The online version of this article contains supplemental material.
Abbreviations used in this article
- BIBN
BIBN4096BS
- CGRP
calcitonin gene–related peptide
- CHS
contact hypersensitivity
- DMEC
dermal microvascular endothelial cell
- DNFB
1-fluoro-2, 4-dinitrobenzene
- EC
endothelial cell
- EPC
endothelial progenitor cell
- GATA3
GATA binding protein 3
- LC
Langerhans cell
- MSKCC
Memorial Sloan-Kettering Cancer Center
- RAMP1
receptor activity modifying protein 1
- RORγt
retinoic acid receptor-related orphan receptor γ t
- T-bet
T-box expressed in T cells
- Tx
tamoxifen
- VE
vascular endothelial
References
Disclosures
R.D.G. has a research agreement with Biohaven Pharmaceuticals, Inc. for a clinical study involving the peptide being studied in this article.

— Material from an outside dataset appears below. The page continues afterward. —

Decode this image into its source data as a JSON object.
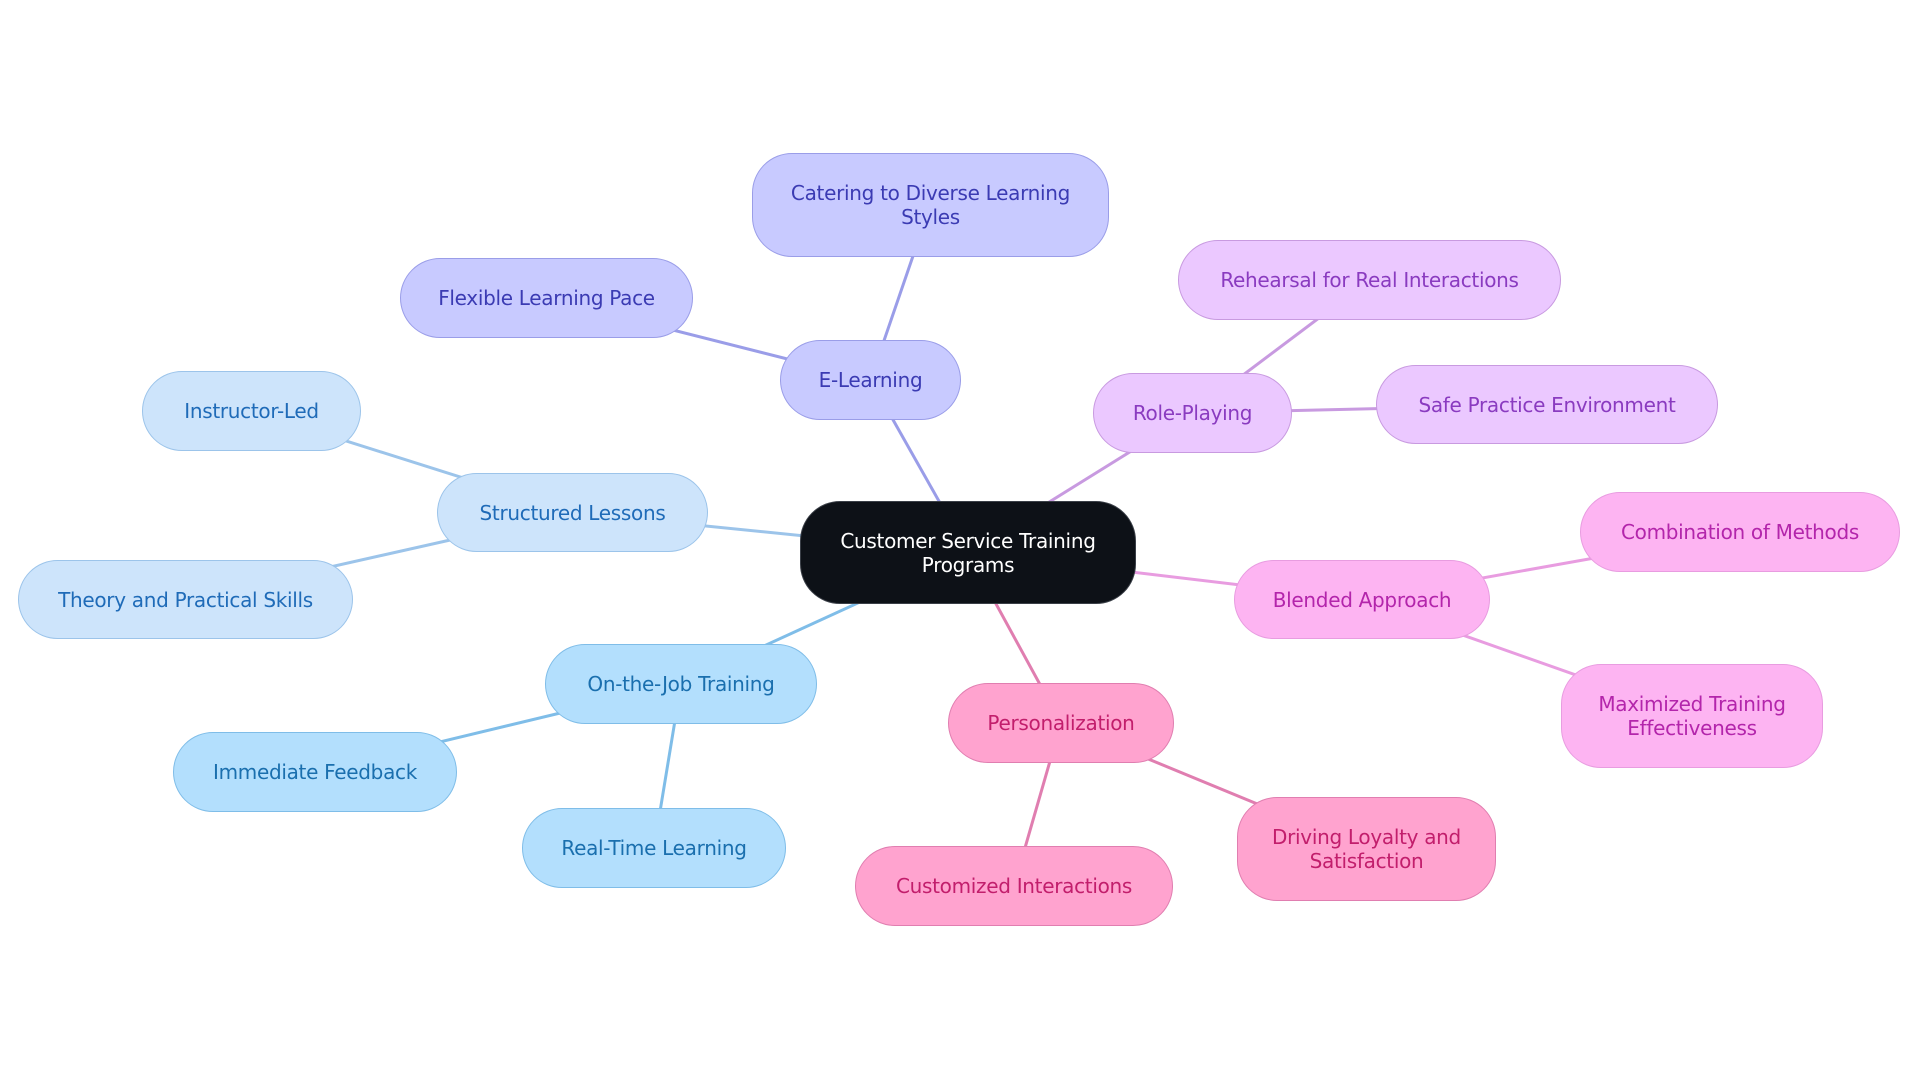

R.D.G. is on the scientific advisory board of Elysum Health, Inc. and holds equity and options; is on the scientific advisory board of Hoth Therapeutics, Inc. and receives fees for this service; has research agreements with Galderma, Inc., Leo Pharma, Inc., Pfizer, Inc., and Elysium Health, Inc.; and is also an advisor to Gore Range Capital. R.D.G. is also an informal advisor to BelleTorus Corporation but has no financial ties to BelleTorus at this time. The other authors have no financial conflicts of interest.